When it comes to investing usually the stock market is a choice for most people however, Real estate is an alternative for those who are not able to endure stock market volatility. Real estate investment is also a better option for investors who has the capacity and ability for capital growth. Many strategies in real estate can be successful in positive capital growth for an intelligent and sensible investor.
Why is Multifamily better than Single Family Real Estate?
Investing in rental property is the ideal investment strategy for an additional income stream and also an appreciation in the portfolio value. There are two types of residential properties that one can invest in single-family and multifamily.
Single-family properties have only one available unit to rent while multi-family properties have multiple rentable units. In single-family investment, there’s one source of income and multiple potential expenses.
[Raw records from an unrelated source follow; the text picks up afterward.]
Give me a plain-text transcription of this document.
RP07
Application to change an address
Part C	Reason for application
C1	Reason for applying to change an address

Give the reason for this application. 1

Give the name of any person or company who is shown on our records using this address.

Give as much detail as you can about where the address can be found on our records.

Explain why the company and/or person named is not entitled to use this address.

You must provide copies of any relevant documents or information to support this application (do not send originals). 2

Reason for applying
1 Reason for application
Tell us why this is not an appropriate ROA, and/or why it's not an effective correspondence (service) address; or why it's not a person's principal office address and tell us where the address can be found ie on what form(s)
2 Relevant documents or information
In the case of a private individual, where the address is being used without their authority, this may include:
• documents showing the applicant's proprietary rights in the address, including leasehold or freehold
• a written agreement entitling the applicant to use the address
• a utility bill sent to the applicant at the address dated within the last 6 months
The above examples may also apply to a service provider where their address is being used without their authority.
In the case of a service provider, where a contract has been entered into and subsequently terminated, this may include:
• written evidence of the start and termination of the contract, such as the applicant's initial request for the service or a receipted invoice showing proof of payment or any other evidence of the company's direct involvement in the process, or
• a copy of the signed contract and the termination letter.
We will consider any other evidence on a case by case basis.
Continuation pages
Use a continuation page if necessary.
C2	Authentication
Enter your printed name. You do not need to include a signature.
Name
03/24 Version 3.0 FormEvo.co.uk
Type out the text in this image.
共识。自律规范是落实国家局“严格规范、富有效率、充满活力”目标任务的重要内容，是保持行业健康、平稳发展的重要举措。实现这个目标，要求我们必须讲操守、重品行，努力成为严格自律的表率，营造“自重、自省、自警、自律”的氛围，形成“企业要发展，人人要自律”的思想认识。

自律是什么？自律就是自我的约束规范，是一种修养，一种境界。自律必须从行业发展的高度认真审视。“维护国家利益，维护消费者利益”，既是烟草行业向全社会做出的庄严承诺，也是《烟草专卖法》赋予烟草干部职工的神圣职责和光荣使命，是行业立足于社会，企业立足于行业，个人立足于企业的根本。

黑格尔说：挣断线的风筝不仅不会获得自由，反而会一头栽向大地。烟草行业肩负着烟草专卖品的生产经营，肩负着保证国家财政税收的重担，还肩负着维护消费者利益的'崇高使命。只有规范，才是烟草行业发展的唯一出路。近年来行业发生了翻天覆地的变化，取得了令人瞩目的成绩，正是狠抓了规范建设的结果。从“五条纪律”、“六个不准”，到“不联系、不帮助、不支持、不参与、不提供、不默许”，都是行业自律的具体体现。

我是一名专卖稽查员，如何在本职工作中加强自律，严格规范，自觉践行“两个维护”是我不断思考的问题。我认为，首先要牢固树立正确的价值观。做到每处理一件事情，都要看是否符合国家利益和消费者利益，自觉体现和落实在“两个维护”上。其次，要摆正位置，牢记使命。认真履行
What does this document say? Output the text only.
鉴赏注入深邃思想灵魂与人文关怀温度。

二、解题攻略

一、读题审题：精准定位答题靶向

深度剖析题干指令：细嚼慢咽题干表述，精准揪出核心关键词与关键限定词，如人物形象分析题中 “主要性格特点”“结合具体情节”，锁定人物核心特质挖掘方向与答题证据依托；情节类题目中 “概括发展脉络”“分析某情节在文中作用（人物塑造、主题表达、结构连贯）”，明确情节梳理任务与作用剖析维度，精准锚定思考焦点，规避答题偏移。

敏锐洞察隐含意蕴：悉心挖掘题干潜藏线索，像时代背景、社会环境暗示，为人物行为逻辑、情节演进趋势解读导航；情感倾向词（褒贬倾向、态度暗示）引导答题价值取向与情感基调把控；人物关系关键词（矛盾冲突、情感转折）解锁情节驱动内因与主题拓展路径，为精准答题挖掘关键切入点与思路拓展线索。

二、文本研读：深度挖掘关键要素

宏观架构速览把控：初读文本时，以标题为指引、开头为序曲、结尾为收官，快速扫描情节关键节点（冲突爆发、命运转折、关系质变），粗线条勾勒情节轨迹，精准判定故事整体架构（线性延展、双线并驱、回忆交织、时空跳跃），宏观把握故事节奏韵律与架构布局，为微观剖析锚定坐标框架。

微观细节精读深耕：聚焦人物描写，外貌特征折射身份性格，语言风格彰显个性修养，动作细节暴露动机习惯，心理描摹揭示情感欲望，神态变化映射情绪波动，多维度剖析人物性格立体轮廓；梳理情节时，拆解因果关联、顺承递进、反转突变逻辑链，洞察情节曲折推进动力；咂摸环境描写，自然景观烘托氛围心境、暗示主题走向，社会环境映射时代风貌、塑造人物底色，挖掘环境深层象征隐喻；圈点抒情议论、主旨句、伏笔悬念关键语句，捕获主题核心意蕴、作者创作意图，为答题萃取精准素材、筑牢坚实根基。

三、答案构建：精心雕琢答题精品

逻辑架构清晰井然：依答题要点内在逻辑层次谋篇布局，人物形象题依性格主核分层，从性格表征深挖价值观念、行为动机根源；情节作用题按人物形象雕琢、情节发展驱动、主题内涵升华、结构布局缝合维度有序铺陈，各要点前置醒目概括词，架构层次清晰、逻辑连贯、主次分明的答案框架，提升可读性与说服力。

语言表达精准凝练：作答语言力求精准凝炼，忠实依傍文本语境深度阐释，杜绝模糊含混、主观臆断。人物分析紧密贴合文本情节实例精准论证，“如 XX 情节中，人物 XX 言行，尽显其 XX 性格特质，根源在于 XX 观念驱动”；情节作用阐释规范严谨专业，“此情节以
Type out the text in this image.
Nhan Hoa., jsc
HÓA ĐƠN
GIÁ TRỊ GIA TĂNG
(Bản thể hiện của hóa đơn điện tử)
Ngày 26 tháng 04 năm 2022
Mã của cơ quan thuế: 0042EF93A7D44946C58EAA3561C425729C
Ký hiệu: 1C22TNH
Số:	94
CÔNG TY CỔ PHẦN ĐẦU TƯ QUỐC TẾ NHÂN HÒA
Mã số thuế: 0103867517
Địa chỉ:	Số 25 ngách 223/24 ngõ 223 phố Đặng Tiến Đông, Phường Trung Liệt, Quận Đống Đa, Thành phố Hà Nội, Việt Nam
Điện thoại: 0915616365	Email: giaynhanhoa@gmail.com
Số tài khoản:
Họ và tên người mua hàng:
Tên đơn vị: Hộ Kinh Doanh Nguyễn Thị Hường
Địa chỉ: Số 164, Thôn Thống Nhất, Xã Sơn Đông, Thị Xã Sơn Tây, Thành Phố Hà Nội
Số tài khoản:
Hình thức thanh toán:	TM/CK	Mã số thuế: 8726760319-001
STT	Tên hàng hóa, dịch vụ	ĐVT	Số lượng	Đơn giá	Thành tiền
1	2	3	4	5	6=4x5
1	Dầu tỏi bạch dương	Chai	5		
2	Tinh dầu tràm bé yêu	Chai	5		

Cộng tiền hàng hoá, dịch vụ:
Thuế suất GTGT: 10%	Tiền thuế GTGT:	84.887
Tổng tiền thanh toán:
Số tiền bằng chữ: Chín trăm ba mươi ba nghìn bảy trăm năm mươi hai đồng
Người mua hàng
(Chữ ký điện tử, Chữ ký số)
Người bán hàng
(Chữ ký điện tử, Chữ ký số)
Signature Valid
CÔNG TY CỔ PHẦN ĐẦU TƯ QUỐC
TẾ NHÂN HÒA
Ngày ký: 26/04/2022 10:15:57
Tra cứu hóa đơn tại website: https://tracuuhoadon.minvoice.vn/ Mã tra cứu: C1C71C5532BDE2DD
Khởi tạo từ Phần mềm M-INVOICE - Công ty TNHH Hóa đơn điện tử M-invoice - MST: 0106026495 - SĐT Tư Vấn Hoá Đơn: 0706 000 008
A lot of times the additional income stream is a complete wash with the unforeseen repair or maintenance expenses. However, there are several advantages to invest in multifamily properties from economies of scale to considerably fewer shared expenses. Here are three reasons to consider while making your investing decisions in multifamily properties as opposed to single-unit rental properties.
Usually, an acquisition cost for a multifamily property is much than purchasing a purchase a single-family home as an investment. A one-unit rental property can be purchased for a few thousand dollars while a multi-family property could cost the millions.
At first glance, it seems like that securing a loan for a single-family property would be a lot easier than the multifamily property, but the truth is that a multi-family property is more likely to be approved by a bank easily for a loan than the average home. Multifamily financing looks at the property and its ability to generate income. Rents minus operating expenses. This number needs to be at least 125% of the cost to service the debt or the bank will not lend on the property. Multifamily properties are mostly income-generating properties even it has a handful of vacancies or a couple of tenants with late rent payments. In a single-family scenario if a tenant moves out the property would become 100% vacant and no cashflow. That’s the reason that multifamily properties are the less risky investment for a lending institution and can also result in a more competitive interest rate for the landlord.
Single-family property is valued by the price per square foot that the neighbor received in a recent comparable sale. You have no control over the value. Multifamily property value is based on the net operating income, NOI, earned by the property. This number is divided by the local capitalization rate, cap rate, for the type of property. If the seller has not kept up with rents, or you identify expenses that can be reduced, you can improve the NOI and the value of the property. Also, multiple unit property acquisitions are much easier and more time-efficient than purchasing multiple single-family homes. For multifamily property acquisition there’s one lender, one loan regardless of the number of units in the building however for the purchase of multiple single-family homes there could be multiple lenders and multiple separate loans for each property.
Ordinary income vs Capital Gains: it’s important to understand the difference between the two. Income tax is paid on the earnings from employment, interest, dividends, royalties, or self-employment, etc. Capital gains tax is paid on income resulting from the sales or exchange of a property or an asset.
Depreciation is recognized as a paper loss when you file taxes. For residential properties there are two options; straight line over 27.5 years or accelerated through a cost segregation study. Depreciation provides a paper expense against the income generated by the property. This paper expense improves the overall cash flow by reducing the taxable income and thus the income taxes for the multifamily property owner. Upon sale, assuming the property sells for more than the purchase price, the depreciation is recaptured. Additionally, investment real estate held over two years is subject to the capital gains tax rate instead of the ordinary income tax rate. The tax rate for capital gains is lower than the individual ordinary income tax rate.
For investors wanting to defer the taxes, they can elect to defer the taxes by using a 1031 exchange as long as they follow the rules and invest in a replacement property.
Multifamily real estate investing can be a lucrative option, it only gives investors access to easier and better financing opportunities but also an ability to grow one’s rental portfolio.